Эйдин Гилберт был женатым человеком, и его семье писали даже в газетах, он был примером супружеской верности за двоих — его жена Линда часто попадала на страницы светской хроники, и чаще всего без своего мужа. Но какими бы не были отношения мистера Гилберта со своей женой, у него была еще и дочь — симпатичная Джейн. Его дом был полной чашей, и в то же время ему не хватало обычного общения. Он был одинок, Мадаленна была одинока; он искал смысл в жизни, Мадаленна была слишком серьезна для своих двадцати лет, они были бы прекрасной парой, если бы встретились двадцать лет назад, или он хотя бы не был женат. Как бы Аньеза не старалась быть более прогрессивной, она все еще оставалась итальянкой и католичкой, и перспектива для ее дочери встречаться с женатым человеком представлялась для нее ужасной. Но Мадаленна любила, первый раз в своей жизни, и ее с трудом можно было узнать. Внешне она оставалась все такой же, но внутри зажегся то огонь, который бесстрашно отражался в ее глазах. Разумеется, Мадаленна не поступила бы безрассудно, так, как могла предпологать Аньеза. Итальянская кровь слишком долго подавлялась английской чопорностью и размеренностью, но миссис Стоунбрук становилось страшно. Чувства ее дочери напоминали согнутую пружину, и напряжение становилось таким сильным, что в любую минуту пружина могла согнуться напополам в последний раз, а потом отпрыгнуть от стены со страшным грохотом. Потому что сама Аньеза так и поступила бы.

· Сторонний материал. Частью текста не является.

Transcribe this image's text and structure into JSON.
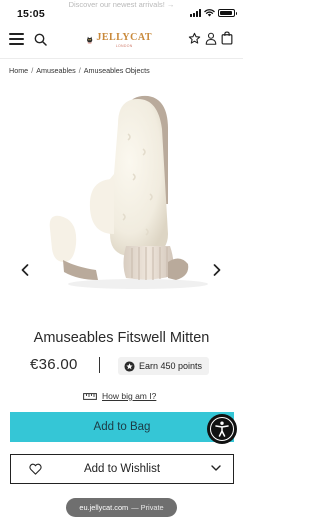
{
  "status_bar": {
    "time": "15:05",
    "battery_level": 0.9
  },
  "promo_text": "Discover our newest arrivals! →",
  "header": {
    "logo_text": "JELLYCAT",
    "logo_sub": "LONDON"
  },
  "breadcrumb": {
    "items": [
      "Home",
      "Amuseables",
      "Amuseables Objects"
    ],
    "separator": "/"
  },
  "product": {
    "title": "Amuseables Fitswell Mitten",
    "price": "€36.00",
    "points": "Earn 450 points",
    "size_link": "How big am I?"
  },
  "actions": {
    "add_to_bag": "Add to Bag",
    "add_to_wishlist": "Add to Wishlist"
  },
  "browser": {
    "url": "eu.jellycat.com",
    "mode": "— Private"
  },
  "colors": {
    "accent": "#35c6d6",
    "logo": "#c9893a"
  }
}
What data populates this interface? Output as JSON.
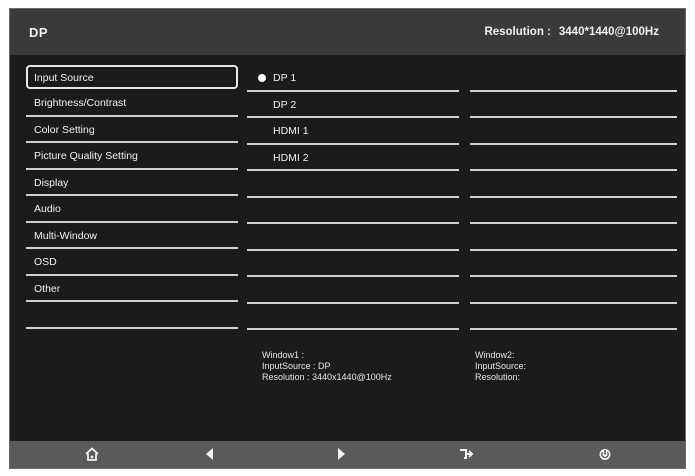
{
  "header": {
    "title": "DP",
    "resolution_label": "Resolution :",
    "resolution_value": "3440*1440@100Hz"
  },
  "menu": {
    "items": [
      {
        "label": "Input Source"
      },
      {
        "label": "Brightness/Contrast"
      },
      {
        "label": "Color Setting"
      },
      {
        "label": "Picture Quality Setting"
      },
      {
        "label": "Display"
      },
      {
        "label": "Audio"
      },
      {
        "label": "Multi-Window"
      },
      {
        "label": "OSD"
      },
      {
        "label": "Other"
      },
      {
        "label": ""
      }
    ],
    "selected_index": 0
  },
  "submenu": {
    "items": [
      {
        "label": "DP 1",
        "selected": true
      },
      {
        "label": "DP 2"
      },
      {
        "label": "HDMI 1"
      },
      {
        "label": "HDMI 2"
      },
      {
        "label": ""
      },
      {
        "label": ""
      },
      {
        "label": ""
      },
      {
        "label": ""
      },
      {
        "label": ""
      },
      {
        "label": ""
      }
    ]
  },
  "window1": {
    "title": "Window1 :",
    "input_source": "InputSource : DP",
    "resolution": "Resolution : 3440x1440@100Hz"
  },
  "window2": {
    "title": "Window2:",
    "input_source": "InputSource:",
    "resolution": "Resolution:"
  },
  "footer": {
    "buttons": [
      {
        "icon": "home-icon"
      },
      {
        "icon": "left-arrow-icon"
      },
      {
        "icon": "right-arrow-icon"
      },
      {
        "icon": "exit-icon"
      },
      {
        "icon": "power-icon"
      }
    ]
  },
  "colors": {
    "panel": "#1b1b1b",
    "header": "#3a3a3a",
    "footer": "#5a5a5a",
    "text": "#f2f2f2"
  }
}
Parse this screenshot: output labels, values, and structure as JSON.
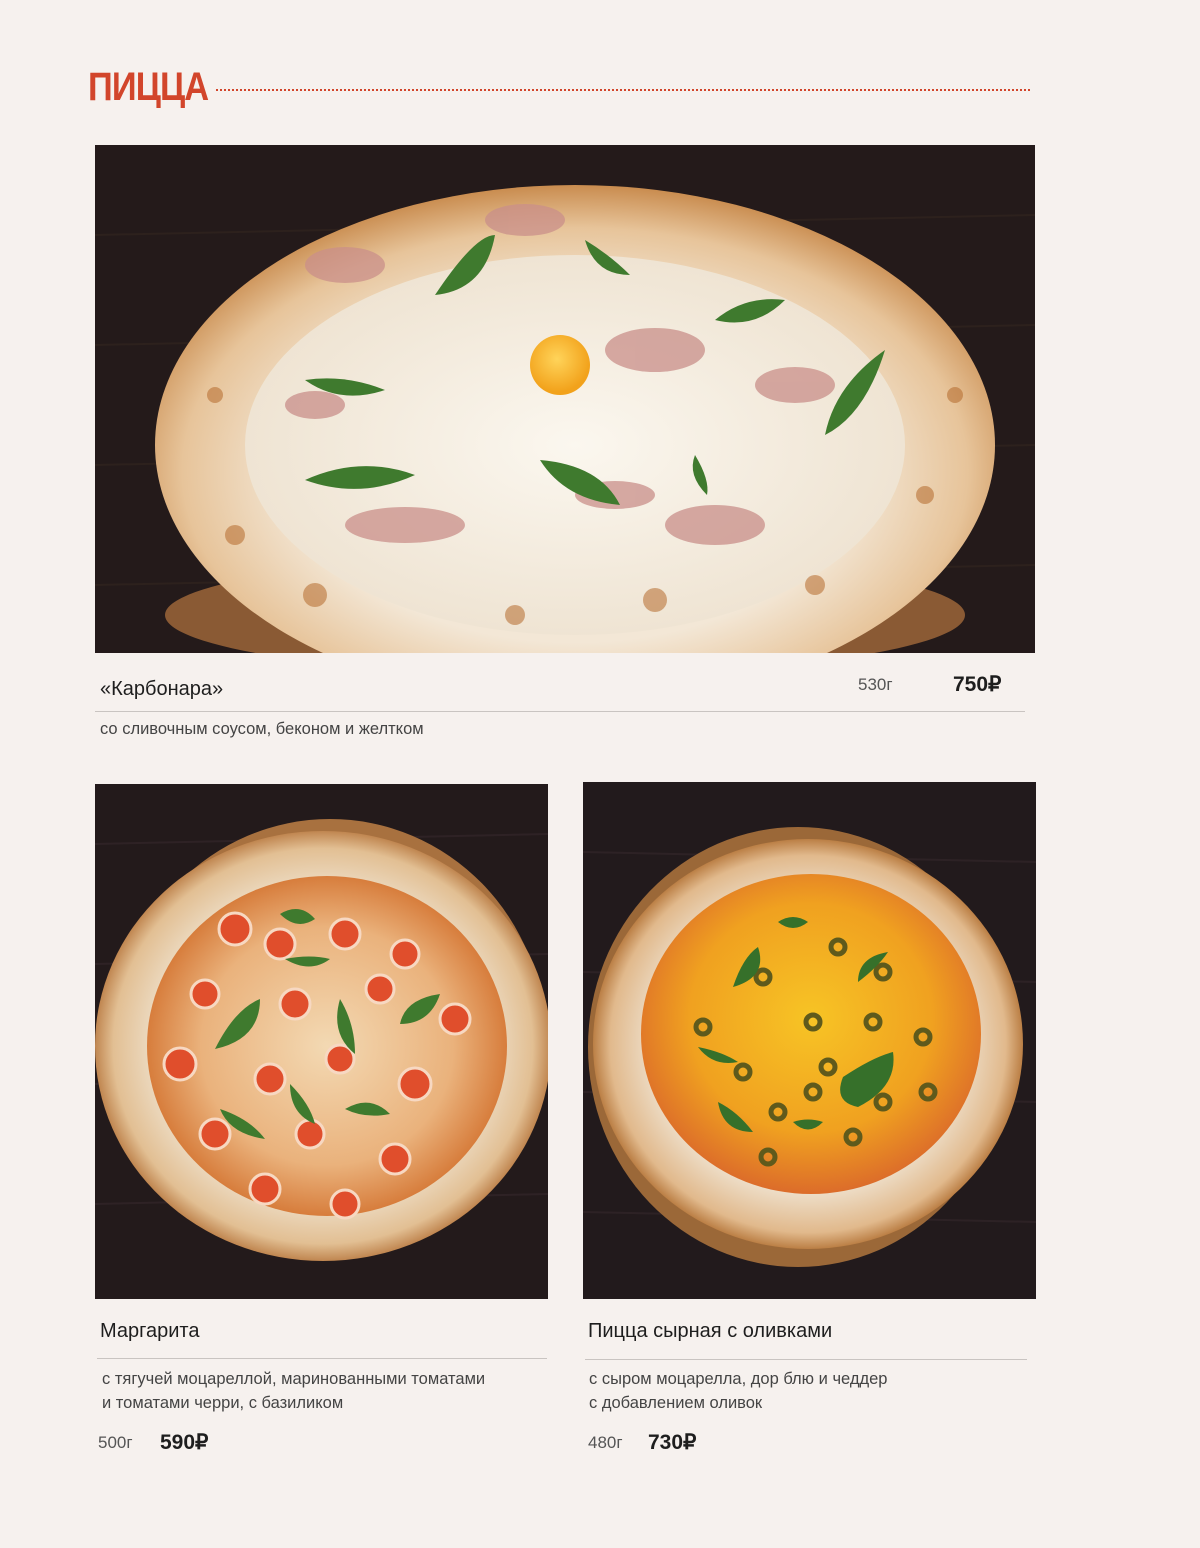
{
  "section": {
    "title": "ПИЦЦА"
  },
  "colors": {
    "accent": "#d2452b",
    "background": "#f6f1ee",
    "text": "#1e1e1e"
  },
  "items": [
    {
      "name": "«Карбонара»",
      "description": "со сливочным соусом, беконом и желтком",
      "weight": "530г",
      "price": "750₽",
      "photo": "pizza-carbonara-photo"
    },
    {
      "name": "Маргарита",
      "description_lines": [
        "с тягучей моцареллой, маринованными томатами",
        "и  томатами черри, с базиликом"
      ],
      "weight": "500г",
      "price": "590₽",
      "photo": "pizza-margarita-photo"
    },
    {
      "name": "Пицца сырная с оливками",
      "description_lines": [
        "с сыром моцарелла, дор блю и чеддер",
        "с добавлением оливок"
      ],
      "weight": "480г",
      "price": "730₽",
      "photo": "pizza-cheese-olives-photo"
    }
  ]
}
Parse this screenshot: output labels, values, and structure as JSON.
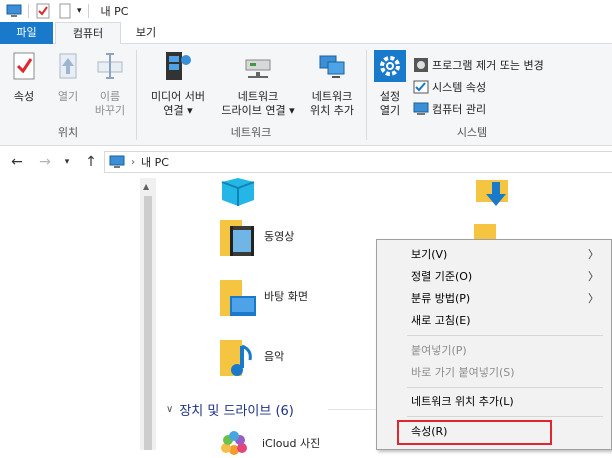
{
  "window": {
    "title": "내 PC"
  },
  "tabs": {
    "file": "파일",
    "computer": "컴퓨터",
    "view": "보기"
  },
  "ribbon": {
    "location": {
      "label": "위치",
      "properties": "속성",
      "open": "열기",
      "rename_line1": "이름",
      "rename_line2": "바꾸기"
    },
    "network": {
      "label": "네트워크",
      "media_line1": "미디어 서버",
      "media_line2": "연결",
      "map_line1": "네트워크",
      "map_line2": "드라이브 연결",
      "add_line1": "네트워크",
      "add_line2": "위치 추가"
    },
    "system": {
      "label": "시스템",
      "settings_line1": "설정",
      "settings_line2": "열기",
      "uninstall": "프로그램 제거 또는 변경",
      "sys_props": "시스템 속성",
      "manage": "컴퓨터 관리"
    }
  },
  "address": {
    "path": "내 PC"
  },
  "content": {
    "folders": [
      {
        "name": "동영상"
      },
      {
        "name": "바탕 화면"
      },
      {
        "name": "음악"
      }
    ],
    "devices_header": "장치 및 드라이브 (6)",
    "icloud_photos": "iCloud 사진"
  },
  "context_menu": {
    "view": "보기(V)",
    "sort": "정렬 기준(O)",
    "group": "분류 방법(P)",
    "refresh": "새로 고침(E)",
    "paste": "붙여넣기(P)",
    "paste_shortcut": "바로 가기 붙여넣기(S)",
    "add_network": "네트워크 위치 추가(L)",
    "properties": "속성(R)"
  },
  "colors": {
    "accent": "#1979ca",
    "highlight": "#e0262f",
    "folder": "#f5c542"
  }
}
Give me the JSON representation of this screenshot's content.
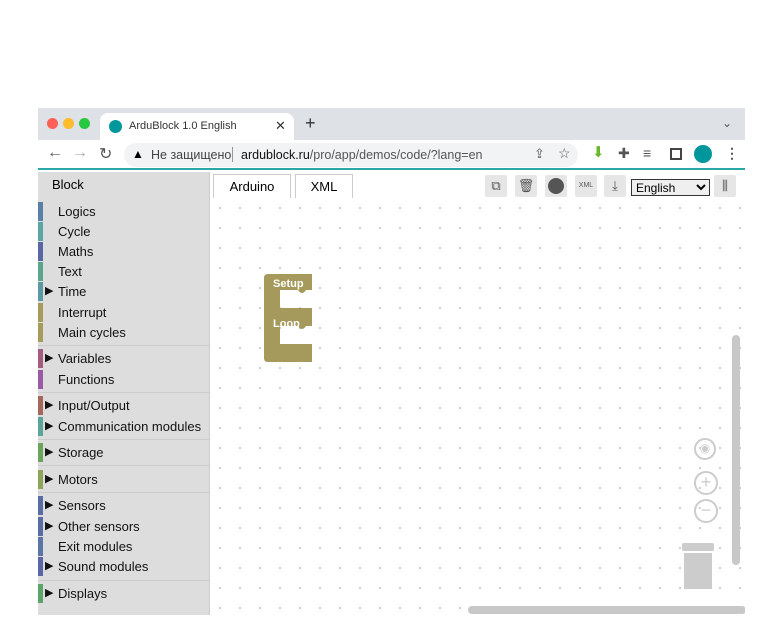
{
  "browser": {
    "tab_title": "ArduBlock 1.0 English",
    "new_tab": "+",
    "security": "Не защищено",
    "url_host": "ardublock.ru",
    "url_path": "/pro/app/demos/code/?lang=en"
  },
  "sidebar": {
    "title": "Block",
    "items": [
      {
        "label": "Logics",
        "color": "#5b80a5",
        "expandable": false
      },
      {
        "label": "Cycle",
        "color": "#5ba5a5",
        "expandable": false
      },
      {
        "label": "Maths",
        "color": "#5b67a5",
        "expandable": false
      },
      {
        "label": "Text",
        "color": "#5ba58c",
        "expandable": false
      },
      {
        "label": "Time",
        "color": "#5b9aa5",
        "expandable": true
      },
      {
        "label": "Interrupt",
        "color": "#a59b5b",
        "expandable": false
      },
      {
        "label": "Main cycles",
        "color": "#a59b5b",
        "expandable": false
      },
      {
        "label": "Variables",
        "color": "#a55b80",
        "expandable": true
      },
      {
        "label": "Functions",
        "color": "#995ba5",
        "expandable": false
      },
      {
        "label": "Input/Output",
        "color": "#a5675b",
        "expandable": true
      },
      {
        "label": "Communication modules",
        "color": "#5ba59a",
        "expandable": true
      },
      {
        "label": "Storage",
        "color": "#6ba55b",
        "expandable": true
      },
      {
        "label": "Motors",
        "color": "#8ca55b",
        "expandable": true
      },
      {
        "label": "Sensors",
        "color": "#5b6ba5",
        "expandable": true
      },
      {
        "label": "Other sensors",
        "color": "#5b6ba5",
        "expandable": true
      },
      {
        "label": "Exit modules",
        "color": "#5b75a5",
        "expandable": false
      },
      {
        "label": "Sound modules",
        "color": "#5b67a5",
        "expandable": true
      },
      {
        "label": "Displays",
        "color": "#5ba56b",
        "expandable": true
      }
    ]
  },
  "tabs": [
    "Arduino",
    "XML"
  ],
  "toolbar": {
    "language": "English",
    "buttons": [
      "copy-icon",
      "trash-icon",
      "arduino-icon",
      "xml-file-icon",
      "download-icon",
      "library-icon"
    ],
    "xml_label": "XML"
  },
  "workspace": {
    "block": {
      "setup": "Setup",
      "loop": "Loop",
      "color": "#a59a5b"
    }
  },
  "arrow": "▶"
}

Ее Мадаленна была красивой, в ней только-только начало пробуждаться то милое лукавство, которое так влекло за собой, а в сочетании с ее сдержанностью и сияющей улыбкой… Она могла очаровать кого угодно при желании. Даже мистера Гилберта. Но ведь это не было тем счастьем, о котором следовало мечтать. И дело было даже не в разнице возрастов, это беспокоило Аньезу в последнюю очередь. Миссис Стоунбрук недолго проживала в светском мире, но успела узнать, каким жестоким он мог оказаться. К несчастью, Мадаленна носила фамилию Стоунбрук, которая несла за собой положение в обществе, а мистер Гилберт был воплощением благоразумия и честности. Их отношения; Аньеза сжала голову, она чувствовала знакомое головокружение — вечный спутник всех ее волнений. Их отношения! Аньеза уже представляла все похабные заголовки газет: «Профессор соблазнил свою ученицу!», «Неслыханное происшествие — наследница знатного рода уводит именитого профессора из семьи!» И кому потом придется объяснять, что тут и доли правды не было, все равно никто бы не поверил ей, ведь все в этом мире измерялось пошлостью. Это было бы не счастье, Мадаленна вся бы измучилась, извелась, но что могла сказать об этом Аньеза? Прошлый разговор не дал Аньезне ничего, кроме навязчивого чувства, что она мало участвовала в жизни своей дочери. Ее дочь сама об этом больше слова не сказала, и была даже еще более предупредительной и обязательной, чем обычно, однако волнения Аньезы это не поубавило. А как же предупредить, отвести от опасности — это же был священный долг любой матери! Миссис Стоунбрук даже пробовала поговорить об этом с мистером Смитоном, но тот только добродушно рассмеялся, а потом серьезно заявил, чтобы она «не волновала девочку». Не волновать! Мадаленна могла решиться на ужасный поступок — лишить другую семью счастья; из-за нее мистер Гилберт мог пойти на измену. Но, Аньеза ухватилась за виски, что, если это было самым сильным чувством в жизни ее дочери, как это было у нее самой с Эдвардом?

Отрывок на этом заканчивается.